Charitable Estate Planning

Stetson is pleased to provide more information to you and/or your advisors as you act to complete your charitable giving plans. Please do not hesitate to contact Janet Caramello in the Office of Development and Alumni Relations at [email protected] or 727-562-7980. 

Never become so engrossed in legal and tax complexities that you lose sight of the people and charitable organizations you want to help. If you believe in what we do at Stetson Law and you'd like to save on future federal estate taxes by leaving a gift to us in your estate plans, you can leave a lasting legacy in the most flexible way possible.

Economic conditions in recent months have made it more important than ever to make careful choices about how to spend, save, and give our resources. That is why we at Stetson Law especially appreciate your support. Best of all, your generous gift will help further Stetson Law's mission.

You may find that time spent determining the best ways to give to Stetson Law can help you stretch your charitable dollars. By carefully considering the form and timing of your gifts, you may discover you can make gifts your may not have thought possible. Below are some ideas that may be beneficial to you and your loved ones as you consider your charitable giving plans.

Enjoy Tax Savings

As you consider your charitable gifts for the remainder of this year, please remember that gifts made now may generate income tax deductions that could help reduce your tax bill for 2021. The amount of your savings depends on the tax rates and the portion of your gifts you are allowed to deduct. With CARES Act provisions regarding federal tax laws, giving this year may never save you more.

If you are subject to the alternative minimum tax (AMT), you may be surprised to learn that charitable deductions may help reduce the amount of both the regular income tax and the AMT.

Deciding What to Give

Cash: Charitable gifts are most often made in the form of cash, checks, and electronic transfers. If you itemize your tax deductions, gifts of cash may be used to eliminate federal income tax on a portion of your adjusted gross income (AGI).

Securities: Giving securities (stocks, bonds, or mutual fund shares) that are worth more now than what they cost can bring additional tax savings. Such gifts are generally deductible from income tax on their full current value if they have been owned for longer than one year and they can be used to offset tax on a portion of your AGI. As an additional benefit, no tax is owed on capital gain that could be due in the event of a sale.

If, however, you have investments that are worth less now than they cost, consider selling them and using the cash proceeds to make a charitable gift to Stetson Law. This creates a loss you may be able to deduct from other taxable income as well as a possible deduction for the amount of the cash contributions. The combined deductions for the gift and the loss may total more than the current value of the investment.

Whether you make a gift in the form of cash or other property, any unused deductions may reduce your taxes in as many a five future years.

Other Ways to Give

• Gifts from retirement plans: Retirement plan assets can be a practical source from which to make a gift to Stetson Law. Unlike many other types of investment accounts, amounts withdrawn from retirement accounts can be taxable to you and eventually to your heirs if left to them.

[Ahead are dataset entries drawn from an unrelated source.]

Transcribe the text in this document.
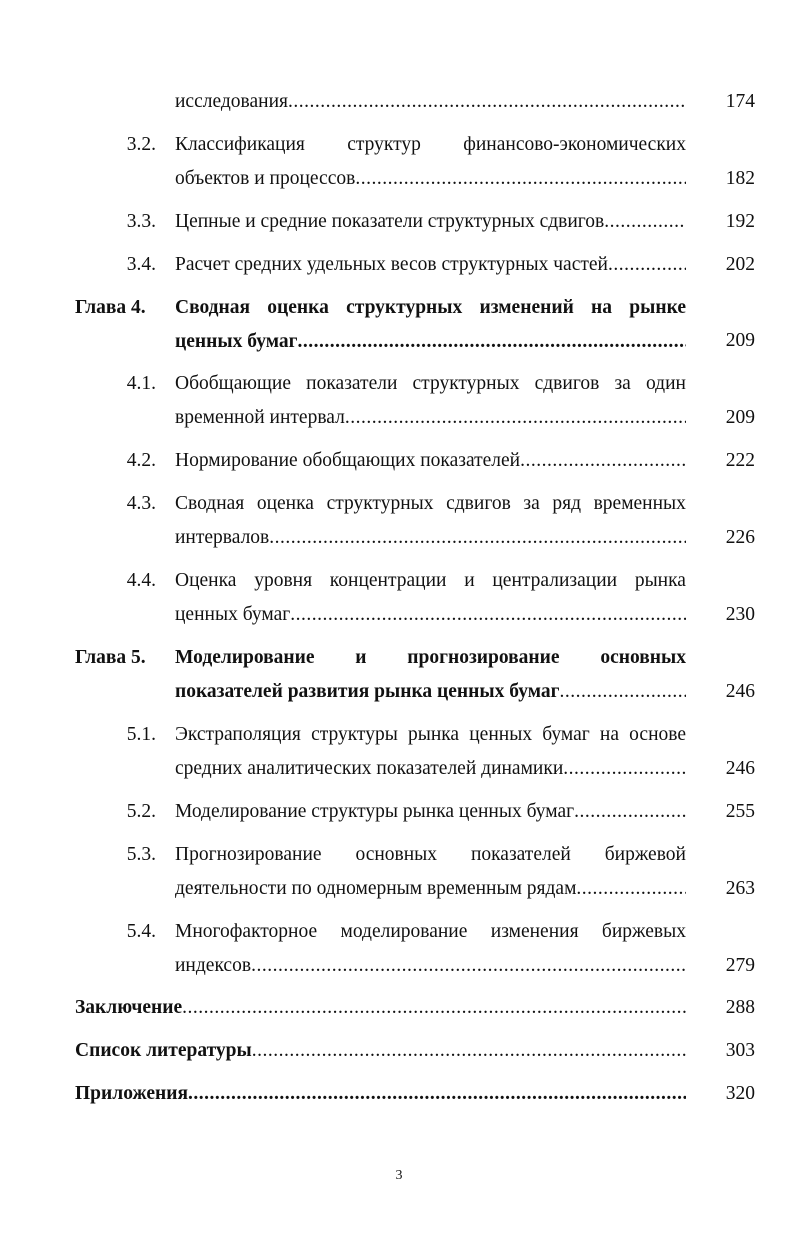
исследования .....	174
3.2. Классификация структур финансово-экономических
объектов и процессов .....	182
3.3. Цепные и средние показатели структурных сдвигов .....	192
3.4. Расчет средних удельных весов структурных частей .....	202
Глава 4. Сводная оценка структурных изменений на рынке
ценных бумаг .....	209
4.1. Обобщающие показатели структурных сдвигов за один
временной интервал .....	209
4.2. Нормирование обобщающих показателей .....	222
4.3. Сводная оценка структурных сдвигов за ряд временных
интервалов .....	226
4.4. Оценка уровня концентрации и централизации рынка
ценных бумаг .....	230
Глава 5. Моделирование и прогнозирование основных
показателей развития рынка ценных бумаг .....	246
5.1. Экстраполяция структуры рынка ценных бумаг на основе
средних аналитических показателей динамики .....	246
5.2. Моделирование структуры рынка ценных бумаг .....	255
5.3. Прогнозирование основных показателей биржевой
деятельности по одномерным временным рядам .....	263
5.4. Многофакторное моделирование изменения биржевых
индексов .....	279
Заключение .....	288
Список литературы .....	303
Приложения .....	320
3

If you are over 72 and are required to take withdrawals from an IRA or other qualified retirement account, you may want to consider making a gift to the College of Law using all or a portion of your mandatory withdrawal amount. Giving in this way may result in little or no tax impact when you report the amount withdrawn.

Please check with your financial advisors for the latest opportunities that apply to your situation.

» View a Sample Letter of Instruction You Can Provide to Your IRA Plan Adminstrator (PDF)

• Gifts from other sources: A business, employer, family foundation or donor advised fund may provide other ways to maximize your gifts this year.

• A gift through your will or living trust: With changes in estate taxes in recent years, you may find you can now leave more to loved ones free of tax. This may also make it possible to give more for charitable purposes, both now and as part of your long-range financial plans. After providing for your loved ones, you can include a charitable gift to Stetson Law of a specific amount, a percentage of your estate, a certain property or "what's left."

If you would like to specify that Stetson Law is to receive a certain amount or percentage of your estate, particular assets, or the remainder of your estate after providing for heirs, please see examples of suggested Bequest Language (PDF).

If you have named Stetson Law in your estate plans at any beneficiary amount, we would like to recognize you as a Stetson Society member!  Please complete and return the Testamentary Intention Form (PDF), so that we can recognize your generosity.  

• Gifts of life insurance: If you own life insurance policies that are no longer needed for their original purpose, the cash value of such policies may be a source from which to make gifts that may provide welcome tax savings today and may also result in significant state and/or federal estate tax savings in the future.

• Gifts that provide income for you or others: There are also a number of ways to make gifts today that provide you or others with increased income, current and future tax savings and other benefits for your lifetime or other period of time your choose. These include charitable gift annuities and charitable remainder trusts. 


The purpose of the above content is to provide general gift, estate, and financial planning information. It is not intended as legal, accounting, or other professional advice. For assistance in planning charitable gifts with tax and other financial implications, the services of appropriate advisors should be obtained. Consult an attorney for advice if your plans require revision of a will or other legal document. Tax deductions vary based on applicable federal discount rates, which can change on a monthly basis. Some opportunities may not be available in all states.